DDD.6 – The lifecycle of a domain object

There are three main objects that can control the life-cycle of a domain object:

  • Aggregates: Hold several objects in a root object and can control their creation, manipulation, query and deletion;
  • Factories: Create new objects with a set of data;
  • Repositories: Recreate persisted objects from queried data, possibly delegating the  reconstruction of the actual object instance to a factory.


Aggregates are entities that own other entities or association objects. But how do we define ownership?

Ownership can be, for example, when in a web-shop we have a product, lets say a t-shirt, who has variants, lets say combinations of colours and sizes. There is one product with several variants. It makes no sense for one of those variants to be attached to another product, nor to exit without a product. Also, if we delete a product, we must delete its variants.

Another example would be a customer nationality. The nationality is an association between a customer and a country. In this case, the customer doesn’t own the country entity, but it owns the relation object.It would not make sense to delete a customer and keep the connection between that customer (that does not exist any more) and the country. So if we delete a customer, we also need to delete its associations.

Rules when using aggregates:

  • The root entity has global identity;
  • The root entity is ultimately responsible for the objects it owns;
  • The owned objects can only be reached through the aggregate root;
  • The owned objects can be used by external objects, but these can not keep references to them;
  • When deleting an aggregate, all owned objects must be deleted as well.


Factories are not a reflection of the model, but they are needed at some point, to maintain the domain objects clear and clean of logic irrelevant to the domain.

Factories should be used when the construction of an object or aggregate is compolex. For example when, after creating the raw object, we still need to set its internal properties in order to have it usable, or when we need to create an aggregate owned objects, or when we are not sure of exactly what concrete object class we need and have to put in place some logic to make that decision.

Using factories is about segregating logic and the SRP, by leaving object creation to a specialized class.

There are mainly 3 types of factories:

  • Factory method: A common usage is to have a factory method inside an aggregate root, so it can build its owned objects. An example would be to have, in a service class, a method to build the query class it uses, or a method to create an empty instance of the model it manipulates;
  • Abstract factory class: Used when we need to decide what concrete subtype of object the client needs. The factory class would encapsulate both the decision logic and creation logic, or outsource the creation logic to a builder class;
  • Builder class: Used when there is complex logic needed to build an object or full aggregate. This is different from the factory method in that the manufactured object does not belong to the manufacturer, and its different from the abstract factory in that it does not have logic to decide what concrete class to build, it always builds the same class.
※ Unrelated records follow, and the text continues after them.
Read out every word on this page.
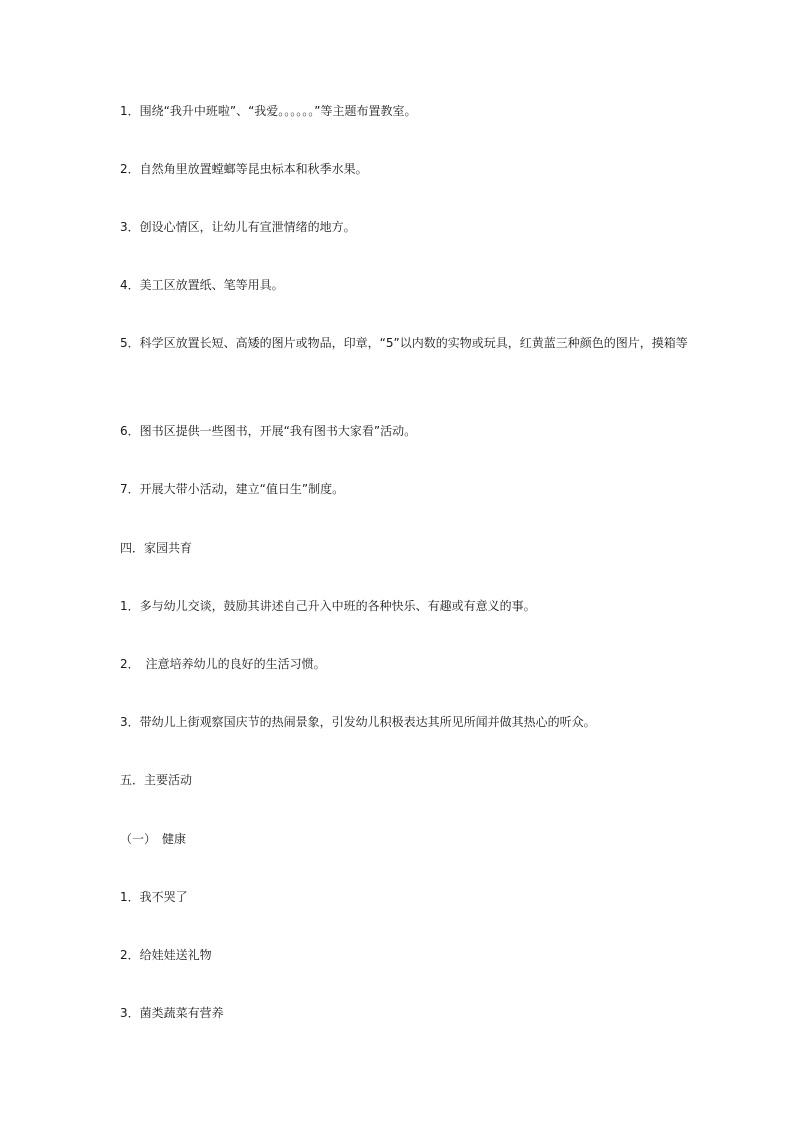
1．围绕“我升中班啦”、“我爱。。。。。。”等主题布置教室。
2．自然角里放置螳螂等昆虫标本和秋季水果。
3．创设心情区，让幼儿有宣泄情绪的地方。
4．美工区放置纸、笔等用具。
5．科学区放置长短、高矮的图片或物品，印章，“5”以内数的实物或玩具，红黄蓝三种颜色的图片，摸箱等
6．图书区提供一些图书，开展“我有图书大家看”活动。
7．开展大带小活动，建立“值日生”制度。
四．家园共育
1．多与幼儿交谈，鼓励其讲述自己升入中班的各种快乐、有趣或有意义的事。
2．　注意培养幼儿的良好的生活习惯。
3．带幼儿上街观察国庆节的热闹景象，引发幼儿积极表达其所见所闻并做其热心的听众。
五．主要活动
（一）　健康
1．我不哭了
2．给娃娃送礼物
3．菌类蔬菜有营养
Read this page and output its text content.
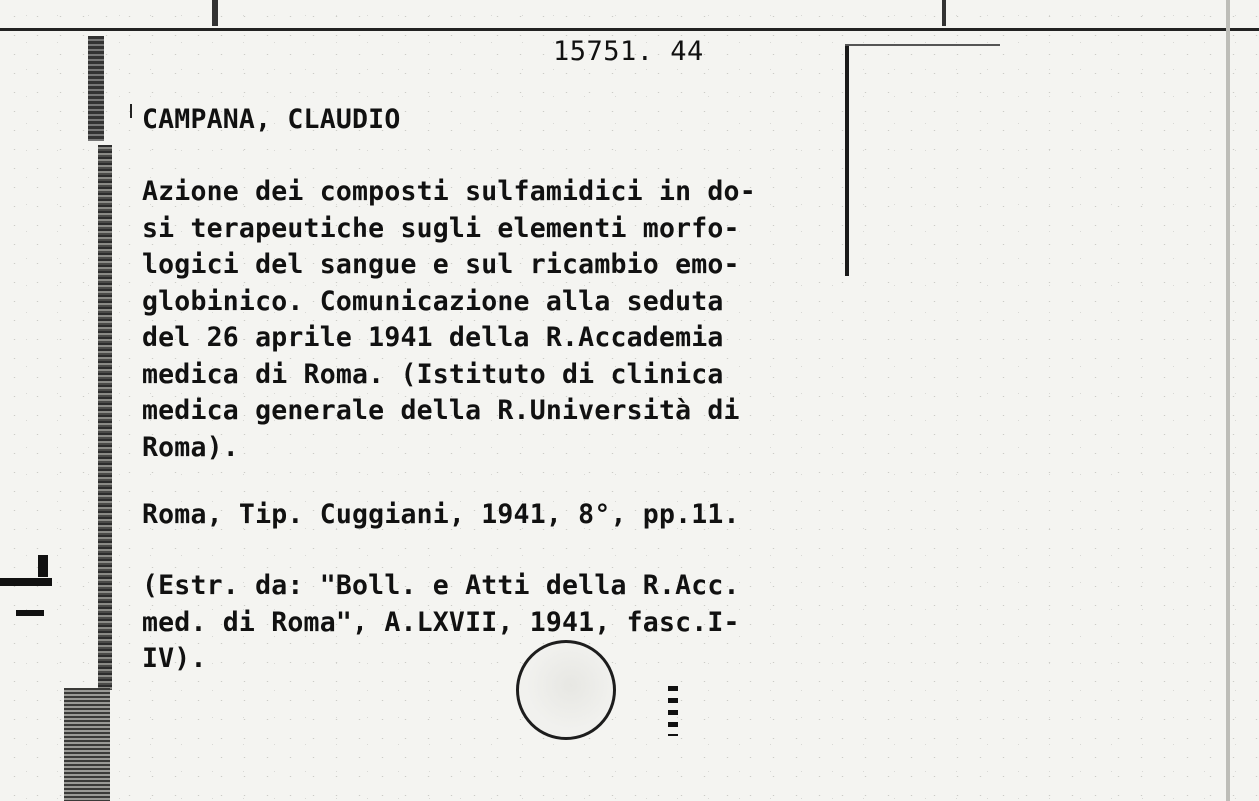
15751. 44
CAMPANA, CLAUDIO
Azione dei composti sulfamidici in do-
si terapeutiche sugli elementi morfo-
logici del sangue e sul ricambio emo-
globinico. Comunicazione alla seduta
del 26 aprile 1941 della R.Accademia
medica di Roma. (Istituto di clinica
medica generale della R.Università di
Roma).
Roma, Tip. Cuggiani, 1941, 8°, pp.11.
(Estr. da: "Boll. e Atti della R.Acc.
med. di Roma", A.LXVII, 1941, fasc.I-
IV).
We still have, of course, the class constructors, which should be used when object creation is trivial.


We can get objects either by creation (new or reconstructed), or by trasversal of an object that holds a reference to the object we want to get.
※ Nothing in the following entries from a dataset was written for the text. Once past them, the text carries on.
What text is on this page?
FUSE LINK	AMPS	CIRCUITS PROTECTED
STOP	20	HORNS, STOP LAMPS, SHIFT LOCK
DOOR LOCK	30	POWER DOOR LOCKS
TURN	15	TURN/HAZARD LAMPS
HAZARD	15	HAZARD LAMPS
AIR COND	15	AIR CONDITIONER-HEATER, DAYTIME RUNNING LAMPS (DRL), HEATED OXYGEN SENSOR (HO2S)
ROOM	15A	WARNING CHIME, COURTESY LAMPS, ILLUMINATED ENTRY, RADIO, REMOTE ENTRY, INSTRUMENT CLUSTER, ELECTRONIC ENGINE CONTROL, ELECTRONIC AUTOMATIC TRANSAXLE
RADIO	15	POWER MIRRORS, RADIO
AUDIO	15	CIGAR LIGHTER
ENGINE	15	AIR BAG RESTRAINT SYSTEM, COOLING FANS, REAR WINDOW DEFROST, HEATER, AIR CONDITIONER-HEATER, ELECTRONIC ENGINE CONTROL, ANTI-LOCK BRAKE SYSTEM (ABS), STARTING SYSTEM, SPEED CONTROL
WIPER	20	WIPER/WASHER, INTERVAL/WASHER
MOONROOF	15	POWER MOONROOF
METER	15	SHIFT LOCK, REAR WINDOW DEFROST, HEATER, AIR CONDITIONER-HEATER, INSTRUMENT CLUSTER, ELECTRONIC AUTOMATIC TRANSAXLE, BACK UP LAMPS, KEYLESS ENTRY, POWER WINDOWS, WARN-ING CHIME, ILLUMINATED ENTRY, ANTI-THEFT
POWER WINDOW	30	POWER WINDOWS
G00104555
Although it might be handy to have all objects connected so we can always get an object by traversal, this involves creating and maintaining many artificial associations between objects, associations that are not part of the model (hence artificial). This practise should be avoided.
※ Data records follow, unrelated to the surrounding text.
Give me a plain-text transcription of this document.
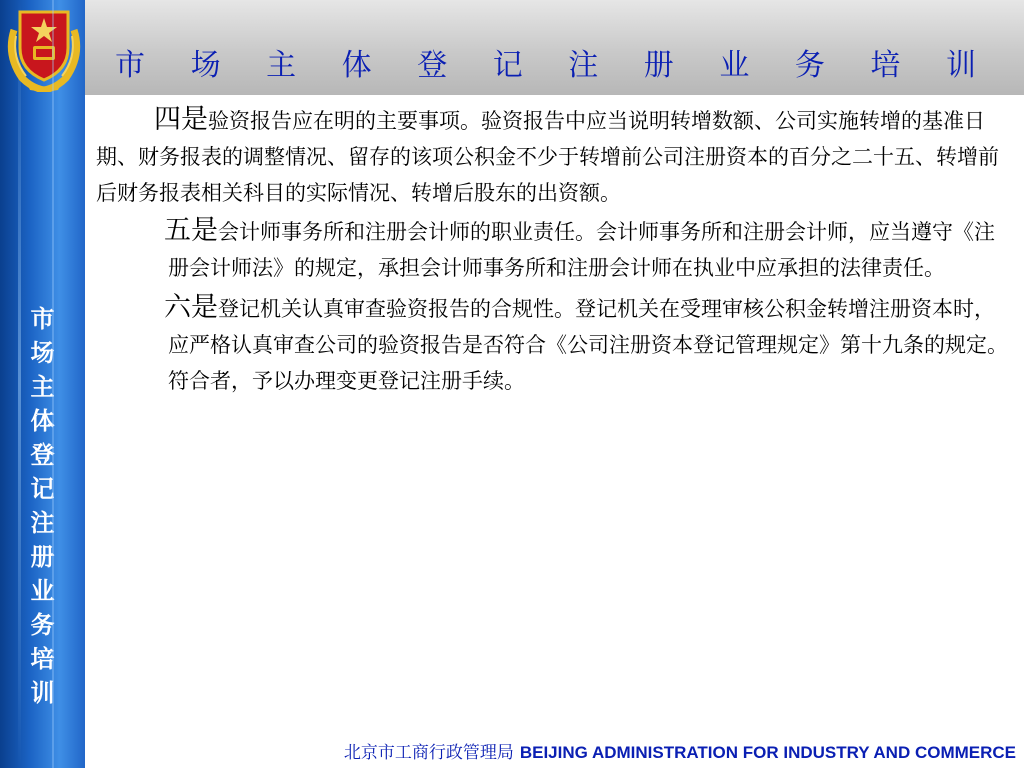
市
场
主
体
登
记
注
册
业
务
培
训
市 场 主 体 登 记 注 册 业 务 培 训

四是验资报告应在明的主要事项。验资报告中应当说明转增数额、公司实施转增的基准日期、财务报表的调整情况、留存的该项公积金不少于转增前公司注册资本的百分之二十五、转增前后财务报表相关科目的实际情况、转增后股东的出资额。

五是会计师事务所和注册会计师的职业责任。会计师事务所和注册会计师，应当遵守《注册会计师法》的规定，承担会计师事务所和注册会计师在执业中应承担的法律责任。

六是登记机关认真审查验资报告的合规性。登记机关在受理审核公积金转增注册资本时，应严格认真审查公司的验资报告是否符合《公司注册资本登记管理规定》第十九条的规定。符合者，予以办理变更登记注册手续。

北京市工商行政管理局 BEIJING ADMINISTRATION FOR INDUSTRY AND COMMERCE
From the principles discussed before we can establish, about querying for objects:

  • We don’t need to concern ourselves with transient objects, typically value objects. It wouldn’t make sense to search for something without identity, thus irrelevant;
  • We don’t need to query for objects that are more suited to be found by traversal of associations. For example, finding an object internal to an aggregate, should only be done through the root of the aggregate. Therefore mostly only the aggregate roots need to be searchable;
  • Mostly we only need to have query capabilities for entities (aggregate roots or otherwise). Nevertheless, very occasionally we might need to query for value objects or enumerated values.

Therefore we should:

  • Create a repository for each type of object that needs global querying access, namely the entities, aggregate roots or not, but not for the internal objects of an aggregate;
  • In a repository, create a global known interface to encapsulate insertion or removal of data;
  • Add in the repository the specific methods to retrieve fully instantiated objects or collection of objects.

There are several advantages to using repositories:

  • Provide a simple way to retrieve persisted objects;
  • Decouple application and domain logic from the persistence technology;
  • Makes testing easier by giving a way to provide  a predetermined object or collection of objects to the logic we want to test.

We must remember these advantages and keep in mind that that is why we want to use repositories. The actual technical implementation of repositories can differ a lot, depending on what framework or ORM the project is using, but the goal is always abstracting the querying from the application and domain logics. Thus we should not try to force a specific implementation of repositories, and instead try to find affinities between what the framework or ORM provides and what the DDD concepts require. Then, we can use those affinities in a DDD way.

When designing the DB we should keep the DB model close to the Domain model and, if necessary:

  • Sacrifice of DB normalization in favour of performance, for example have non-atomic fields in order to have less DB queries;
  • Sacrifice of DB normalization in favour of simpler object mapping to the domain model.
This post is part of a set of posts with my personal notes about all the chapters in the book “Domain Driven Design” by Eric Evans. I will do this as I read through the book, and take notes on the concepts I personally find more relevant.